Many drugs fail in clinical trials due to discrepancies between pre-clinical and clinical outcome, often stemming from the inability of animal models to replicate human biological responses accurately. Instead, to overcome this challenge, EHTs derived from human induced pluripotent stem cell cardiomyocytes (hiPSC-CMs) have been increasingly utilised to model cardiac diseases and test candidate drugs.
However, while polydimethylsiloxane (PDMS) is favoured for its flexibility and biocompatibility, its high absorptive property significantly distorts pharmacodynamic assessments. To address this, the researchers developed a PS-based EHT device with dramatically lower compound absorption. Although PS is inherently stiffer than PDMS, this limitation was overcome by engineering flexible, thin film-based pillars with optimised tip geometry that accommodate contractile forces and enhance tissue retention during fabrication, resulting in a high overall success rate for generating functional EHTs.

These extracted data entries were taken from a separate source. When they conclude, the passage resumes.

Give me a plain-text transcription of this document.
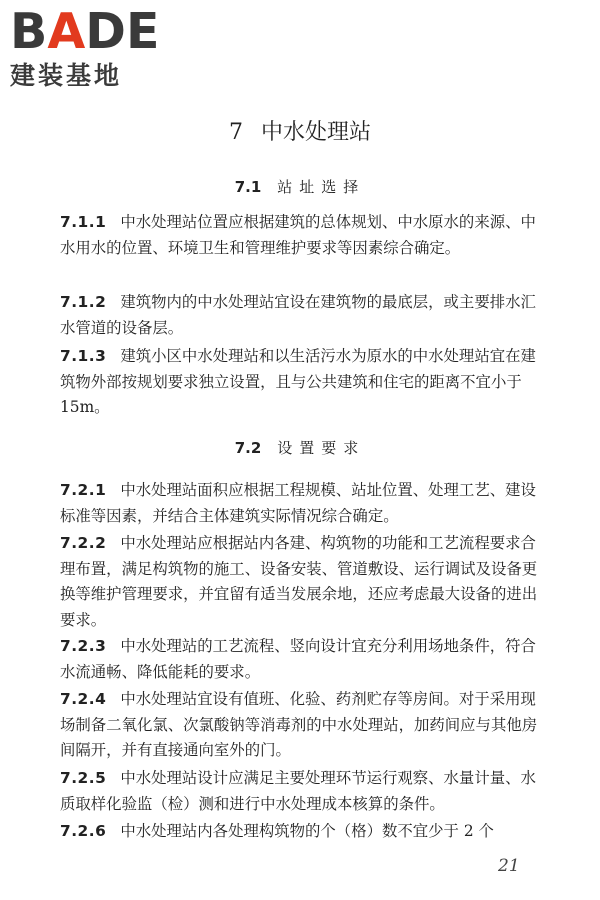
BADE
建装基地
7 中水处理站
7.1 站址选择
7.1.1 中水处理站位置应根据建筑的总体规划、中水原水的来源、中水用水的位置、环境卫生和管理维护要求等因素综合确定。
7.1.2 建筑物内的中水处理站宜设在建筑物的最底层，或主要排水汇水管道的设备层。
7.1.3 建筑小区中水处理站和以生活污水为原水的中水处理站宜在建筑物外部按规划要求独立设置，且与公共建筑和住宅的距离不宜小于 15m。
7.2 设置要求
7.2.1 中水处理站面积应根据工程规模、站址位置、处理工艺、建设标准等因素，并结合主体建筑实际情况综合确定。
7.2.2 中水处理站应根据站内各建、构筑物的功能和工艺流程要求合理布置，满足构筑物的施工、设备安装、管道敷设、运行调试及设备更换等维护管理要求，并宜留有适当发展余地，还应考虑最大设备的进出要求。
7.2.3 中水处理站的工艺流程、竖向设计宜充分利用场地条件，符合水流通畅、降低能耗的要求。
7.2.4 中水处理站宜设有值班、化验、药剂贮存等房间。对于采用现场制备二氧化氯、次氯酸钠等消毒剂的中水处理站，加药间应与其他房间隔开，并有直接通向室外的门。
7.2.5 中水处理站设计应满足主要处理环节运行观察、水量计量、水质取样化验监（检）测和进行中水处理成本核算的条件。
7.2.6 中水处理站内各处理构筑物的个（格）数不宜少于 2 个
21
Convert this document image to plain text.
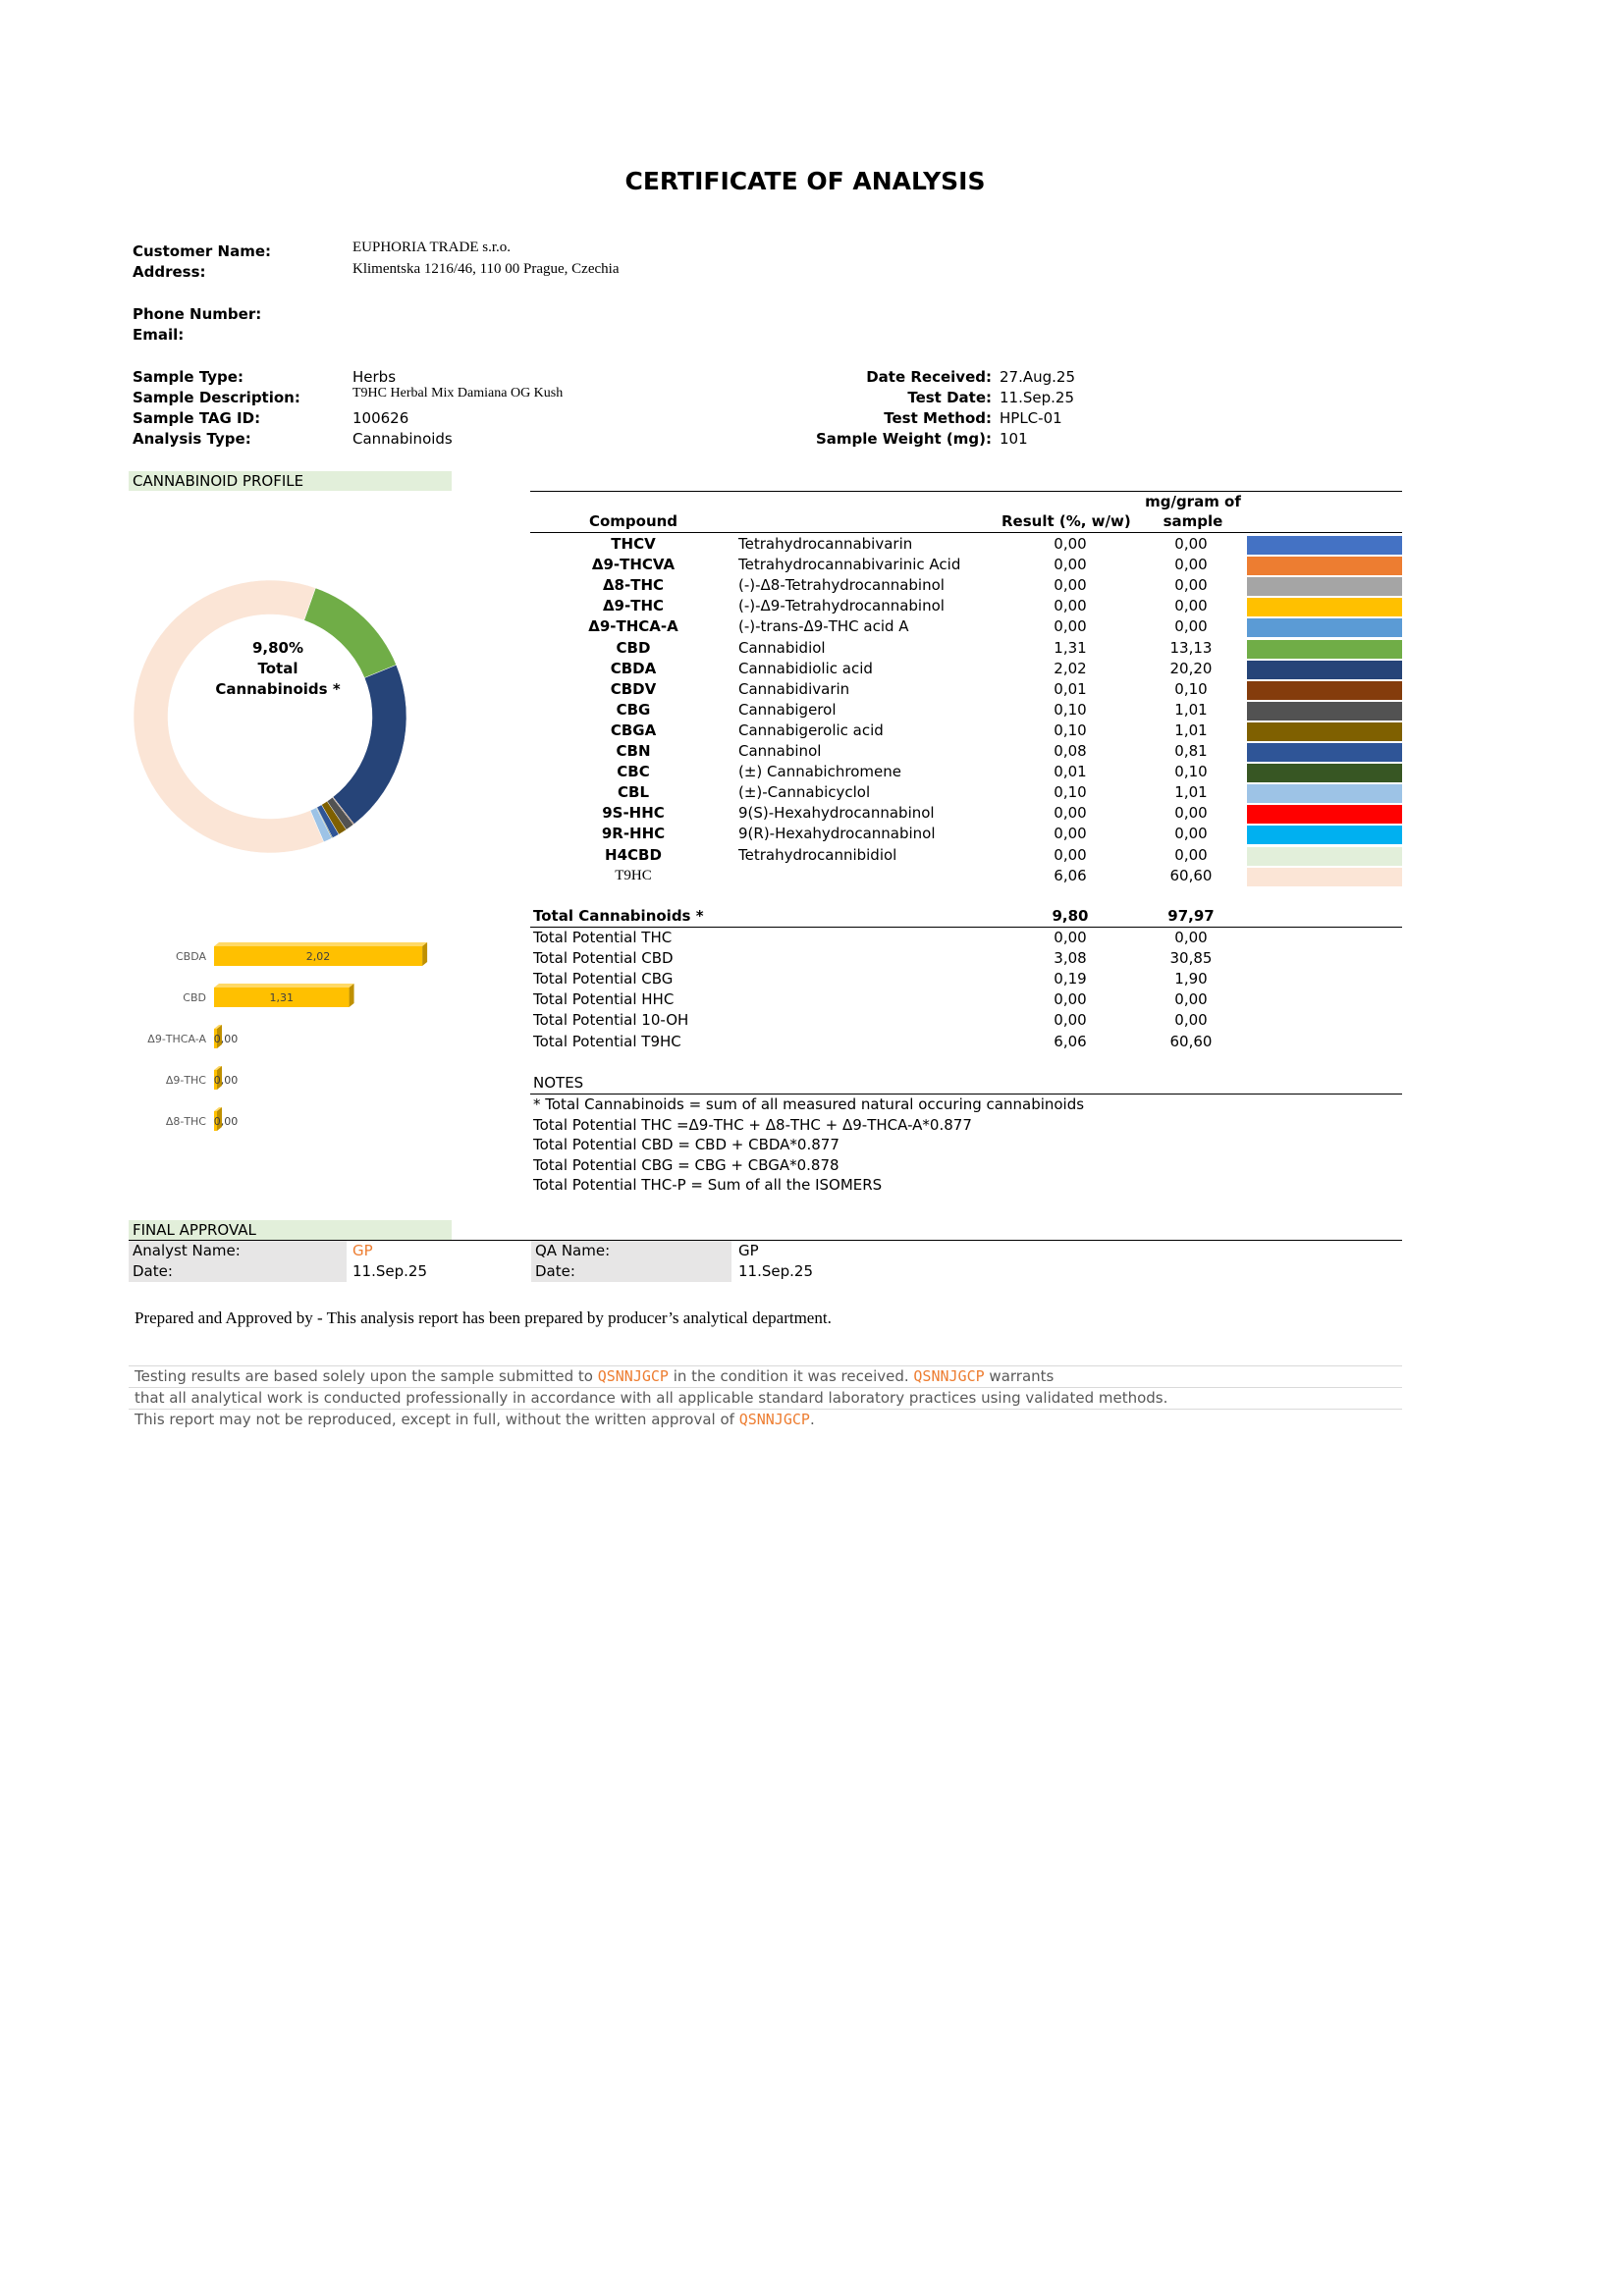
CERTIFICATE OF ANALYSIS
Customer Name:	EUPHORIA TRADE s.r.o.
Address:	Klimentska 1216/46, 110 00 Prague, Czechia
Phone Number:
Email:
Sample Type:	Herbs
Sample Description:	T9HC Herbal Mix Damiana OG Kush
Sample TAG ID:	100626
Analysis Type:	Cannabinoids
Date Received: 27.Aug.25
Test Date: 11.Sep.25
Test Method: HPLC-01
Sample Weight (mg): 101
CANNABINOID PROFILE
Compound	Result (%, w/w)
mg/gram of
sample
THCV	Tetrahydrocannabivarin	0,00	0,00
Δ9-THCVA	Tetrahydrocannabivarinic Acid	0,00	0,00
Δ8-THC	(-)-Δ8-Tetrahydrocannabinol	0,00	0,00
Δ9-THC	(-)-Δ9-Tetrahydrocannabinol	0,00	0,00
Δ9-THCA-A	(-)-trans-Δ9-THC acid A	0,00	0,00
CBD	Cannabidiol	1,31	13,13
CBDA	Cannabidiolic acid	2,02	20,20
CBDV	Cannabidivarin	0,01	0,10
CBG	Cannabigerol	0,10	1,01
CBGA	Cannabigerolic acid	0,10	1,01
CBN	Cannabinol	0,08	0,81
CBC	(±) Cannabichromene	0,01	0,10
CBL	(±)-Cannabicyclol	0,10	1,01
9S-HHC	9(S)-Hexahydrocannabinol	0,00	0,00
9R-HHC	9(R)-Hexahydrocannabinol	0,00	0,00
H4CBD	Tetrahydrocannibidiol	0,00	0,00
T9HC	6,06	60,60
Total Cannabinoids *	9,80	97,97
Total Potential THC	0,00	0,00
Total Potential CBD	3,08	30,85
Total Potential CBG	0,19	1,90
Total Potential HHC	0,00	0,00
Total Potential 10-OH	0,00	0,00
Total Potential T9HC	6,06	60,60
NOTES
* Total Cannabinoids = sum of all measured natural occuring cannabinoids
Total Potential THC =Δ9-THC + Δ8-THC + Δ9-THCA-A*0.877
Total Potential CBD = CBD + CBDA*0.877
Total Potential CBG = CBG + CBGA*0.878
Total Potential THC-P = Sum of all the ISOMERS
9,80%
Total
Cannabinoids *
CBDA	2,02
CBD	1,31
Δ9-THCA-A 0,00
Δ9-THC 0,00
Δ8-THC 0,00
FINAL APPROVAL
Analyst Name:	GP
Date:	11.Sep.25
QA Name:	GP
Date:	11.Sep.25
Prepared and Approved by - This analysis report has been prepared by producer’s analytical department.
Testing results are based solely upon the sample submitted to QSNNJGCP in the condition it was received. QSNNJGCP warrants
that all analytical work is conducted professionally in accordance with all applicable standard laboratory practices using validated methods.
This report may not be reproduced, except in full, without the written approval of QSNNJGCP.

This innovative PS-based EHT platform—integrated with an automated analysis programme that precisely quantifies drug effects in vitro—represents a significant advance in cardiac drug testing. By overcoming material-related challenges, the researchers have developed a reliable method for predicting human heart tissue responses while reducing reliance on traditional animal models, ultimately accelerating the development of safer, more effective therapies.